With difficulty, and an assist from Devonny Stratton who appears only very briefly in this book, Annie pulls off a daring rescue of Strat from the asylum using the wiles of the Victorian woman she's pretending to be. But, warned of her return to 1898, and her interfering intentions regarding Strat, it isn't long before Walker Walkley is in hot pursuit.
There's little romance in this book. Upon his release from the asylum, Strat insists they visit Harriet in the cure cottage. Reunited there, Harriet happily dies in Strat's arms and he inherits her fortune which she legally changed before Walker Walkley could intervene.
Spoiler alert :
Once his financial future is secured, Strat informs Annie of his decision to leave his family, father, sister and even his mother.
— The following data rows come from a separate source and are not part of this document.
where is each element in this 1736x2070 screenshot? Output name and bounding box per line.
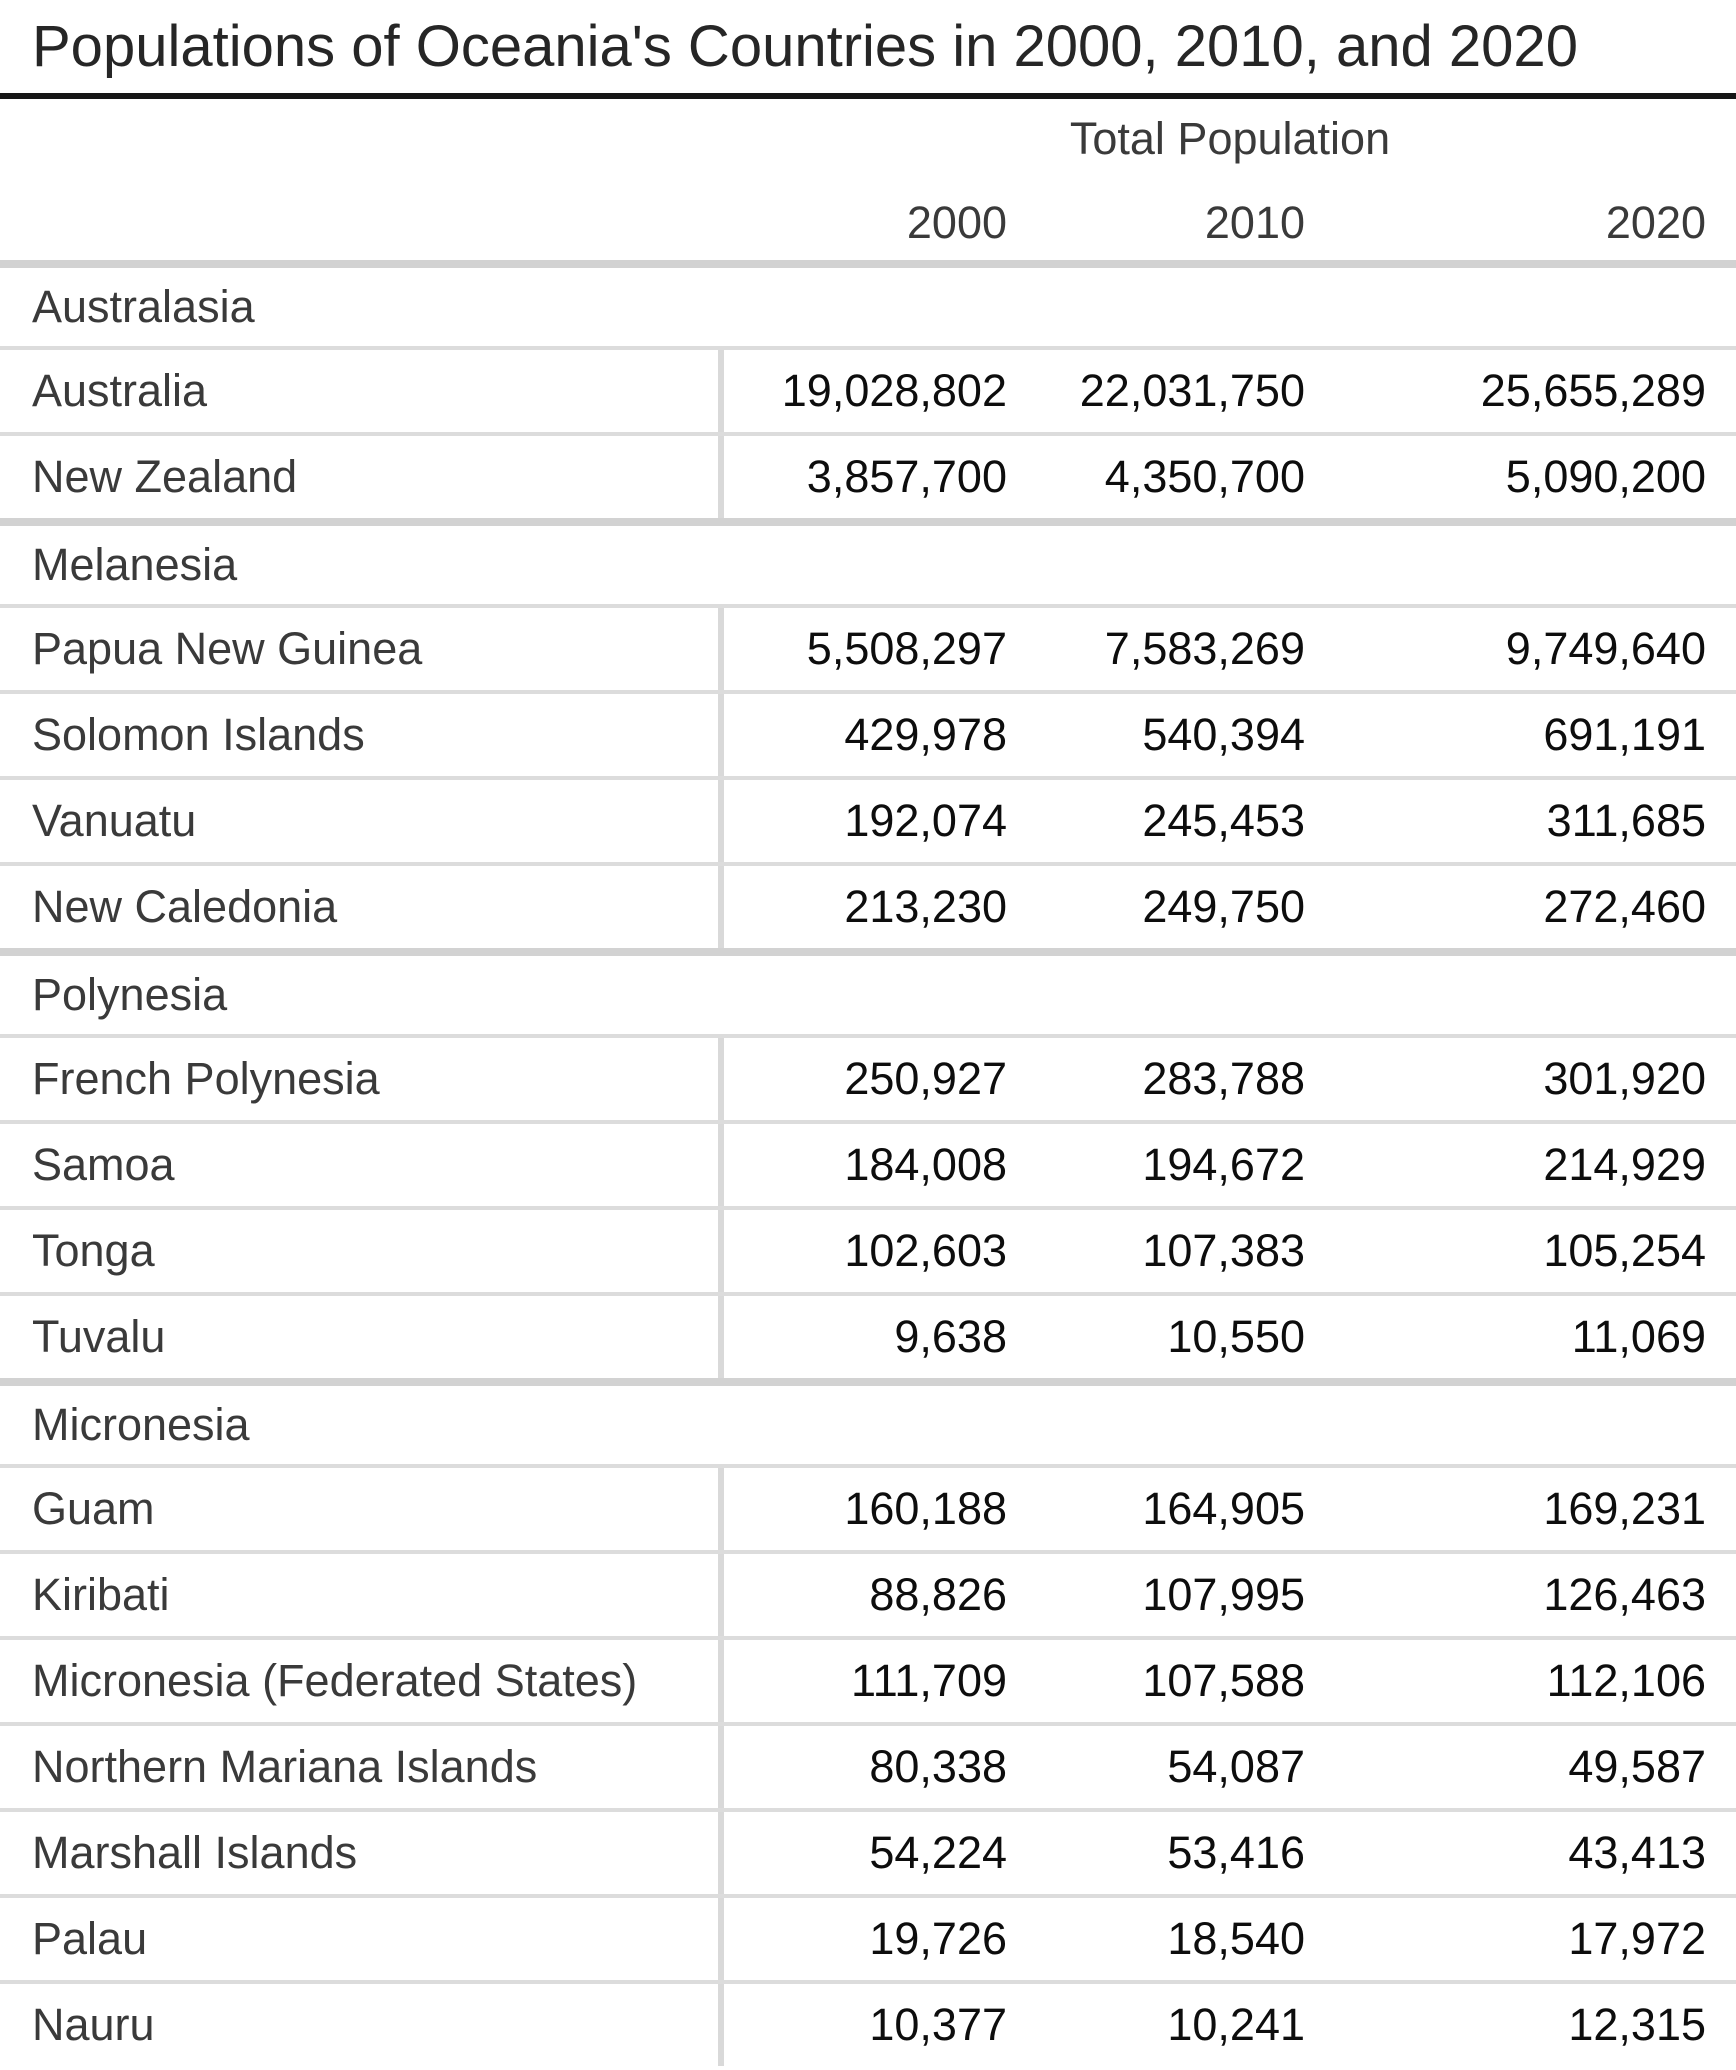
column-spanner-row: Total Population	[0, 99, 1736, 165]
population-value-2000: 19,726	[869, 1913, 1007, 1964]
table-row-new-caledonia: New Caledonia 213,230 249,750 272,460	[0, 862, 1736, 948]
population-value-2020: 112,106	[1546, 1655, 1706, 1706]
population-value-2010: 249,750	[1142, 881, 1305, 932]
country-name-cell: Kiribati	[0, 1554, 724, 1636]
group-header-australasia: Australasia	[0, 260, 1736, 346]
country-name-cell: Samoa	[0, 1124, 724, 1206]
table-row-kiribati: Kiribati 88,826 107,995 126,463	[0, 1550, 1736, 1636]
population-value-2020: 691,191	[1543, 709, 1706, 760]
country-name-cell: Tuvalu	[0, 1296, 724, 1378]
population-value-2000: 5,508,297	[806, 623, 1007, 674]
population-value-2020: 169,231	[1543, 1483, 1706, 1534]
group-header-micronesia: Micronesia	[0, 1378, 1736, 1464]
population-value-2020: 105,254	[1543, 1225, 1706, 1276]
population-value-2000: 80,338	[869, 1741, 1007, 1792]
country-name-cell: Vanuatu	[0, 780, 724, 862]
group-header-polynesia: Polynesia	[0, 948, 1736, 1034]
population-value-2020: 272,460	[1543, 881, 1706, 932]
population-value-2010: 164,905	[1142, 1483, 1305, 1534]
population-value-2000: 10,377	[869, 1999, 1007, 2050]
population-value-2000: 160,188	[844, 1483, 1007, 1534]
population-value-2010: 10,241	[1167, 1999, 1305, 2050]
population-value-2000: 184,008	[844, 1139, 1007, 1190]
column-spanner-label: Total Population	[1069, 113, 1391, 164]
country-name-cell: Papua New Guinea	[0, 608, 724, 690]
population-value-2000: 102,603	[844, 1225, 1007, 1276]
year-header-row: 2000 2010 2020	[0, 165, 1736, 260]
year-column-header-2020: 2020	[1605, 197, 1706, 248]
table-row-northern-mariana-islands: Northern Mariana Islands 80,338 54,087 4…	[0, 1722, 1736, 1808]
population-value-2010: 245,453	[1142, 795, 1305, 846]
population-value-2020: 25,655,289	[1480, 365, 1706, 416]
country-name-cell: Marshall Islands	[0, 1812, 724, 1894]
population-value-2020: 126,463	[1543, 1569, 1706, 1620]
table-row-marshall-islands: Marshall Islands 54,224 53,416 43,413	[0, 1808, 1736, 1894]
population-value-2010: 283,788	[1142, 1053, 1305, 1104]
population-value-2010: 7,583,269	[1104, 623, 1305, 674]
year-row-spacer	[0, 197, 724, 249]
group-header-melanesia: Melanesia	[0, 518, 1736, 604]
table-row-tuvalu: Tuvalu 9,638 10,550 11,069	[0, 1292, 1736, 1378]
population-value-2000: 111,709	[851, 1655, 1007, 1706]
population-value-2010: 107,995	[1142, 1569, 1305, 1620]
table-row-palau: Palau 19,726 18,540 17,972	[0, 1894, 1736, 1980]
table-row-samoa: Samoa 184,008 194,672 214,929	[0, 1120, 1736, 1206]
country-name-cell: Guam	[0, 1468, 724, 1550]
year-column-header-2010: 2010	[1204, 197, 1305, 248]
country-name-cell: Tonga	[0, 1210, 724, 1292]
population-value-2010: 194,672	[1142, 1139, 1305, 1190]
year-column-header-2000: 2000	[906, 197, 1007, 248]
country-name-cell: Solomon Islands	[0, 694, 724, 776]
population-value-2020: 12,315	[1568, 1999, 1706, 2050]
population-value-2010: 54,087	[1167, 1741, 1305, 1792]
country-name-cell: Nauru	[0, 1984, 724, 2066]
population-value-2010: 10,550	[1167, 1311, 1305, 1362]
population-value-2000: 192,074	[844, 795, 1007, 846]
population-value-2020: 311,685	[1546, 795, 1706, 846]
population-value-2000: 88,826	[869, 1569, 1007, 1620]
population-value-2000: 429,978	[844, 709, 1007, 760]
page-title: Populations of Oceania's Countries in 20…	[32, 14, 1578, 79]
population-value-2020: 9,749,640	[1505, 623, 1706, 674]
population-value-2010: 107,588	[1142, 1655, 1305, 1706]
table-row-vanuatu: Vanuatu 192,074 245,453 311,685	[0, 776, 1736, 862]
population-value-2010: 4,350,700	[1104, 451, 1305, 502]
country-name-cell: Micronesia (Federated States)	[0, 1640, 724, 1722]
table-row-new-zealand: New Zealand 3,857,700 4,350,700 5,090,20…	[0, 432, 1736, 518]
country-name-cell: New Caledonia	[0, 866, 724, 948]
title-divider-rule	[0, 93, 1736, 99]
country-name-cell: Northern Mariana Islands	[0, 1726, 724, 1808]
population-value-2020: 49,587	[1568, 1741, 1706, 1792]
population-value-2010: 53,416	[1167, 1827, 1305, 1878]
table-row-micronesia-federated-states: Micronesia (Federated States) 111,709 10…	[0, 1636, 1736, 1722]
population-value-2020: 11,069	[1571, 1311, 1706, 1362]
table-row-papua-new-guinea: Papua New Guinea 5,508,297 7,583,269 9,7…	[0, 604, 1736, 690]
country-name-cell: Palau	[0, 1898, 724, 1980]
table-row-australia: Australia 19,028,802 22,031,750 25,655,2…	[0, 346, 1736, 432]
country-name-cell: New Zealand	[0, 436, 724, 518]
population-value-2000: 54,224	[869, 1827, 1007, 1878]
population-value-2000: 250,927	[844, 1053, 1007, 1104]
table-row-french-polynesia: French Polynesia 250,927 283,788 301,920	[0, 1034, 1736, 1120]
table-row-nauru: Nauru 10,377 10,241 12,315	[0, 1980, 1736, 2066]
population-value-2020: 43,413	[1568, 1827, 1706, 1878]
country-name-cell: Australia	[0, 350, 724, 432]
population-value-2000: 9,638	[894, 1311, 1007, 1362]
population-value-2000: 3,857,700	[806, 451, 1007, 502]
population-value-2020: 301,920	[1543, 1053, 1706, 1104]
population-value-2020: 5,090,200	[1505, 451, 1706, 502]
population-value-2010: 18,540	[1167, 1913, 1305, 1964]
table-row-guam: Guam 160,188 164,905 169,231	[0, 1464, 1736, 1550]
population-value-2010: 22,031,750	[1079, 365, 1305, 416]
table-row-tonga: Tonga 102,603 107,383 105,254	[0, 1206, 1736, 1292]
population-value-2010: 540,394	[1142, 709, 1305, 760]
population-value-2020: 214,929	[1543, 1139, 1706, 1190]
population-value-2000: 213,230	[844, 881, 1007, 932]
population-value-2010: 107,383	[1142, 1225, 1305, 1276]
country-name-cell: French Polynesia	[0, 1038, 724, 1120]
population-value-2000: 19,028,802	[781, 365, 1007, 416]
table-row-solomon-islands: Solomon Islands 429,978 540,394 691,191	[0, 690, 1736, 776]
population-value-2020: 17,972	[1568, 1913, 1706, 1964]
He plans to go to Egypt and become an archeologist of sorts. He tells Annie to return to her own time; he has someone else to take to Egypt with him. He doesn't tell Annie who, but he takes Douglass, a mentally impaired man with whom he shared a room at the lunatic asylum, and Katie, a young woman housed in the same asylum because her face was marred by cleft lip and cleft palate.
Walker does catch up with Annie and threatens her with a lifetime of incarceration in the very asylum from which she'd just sprung Strat, but voila, she time travels away just in time.
So ends a choppy, poorly told story sadly lacking all of the charm that made the first so compelling. Save your "time". Pass this one up.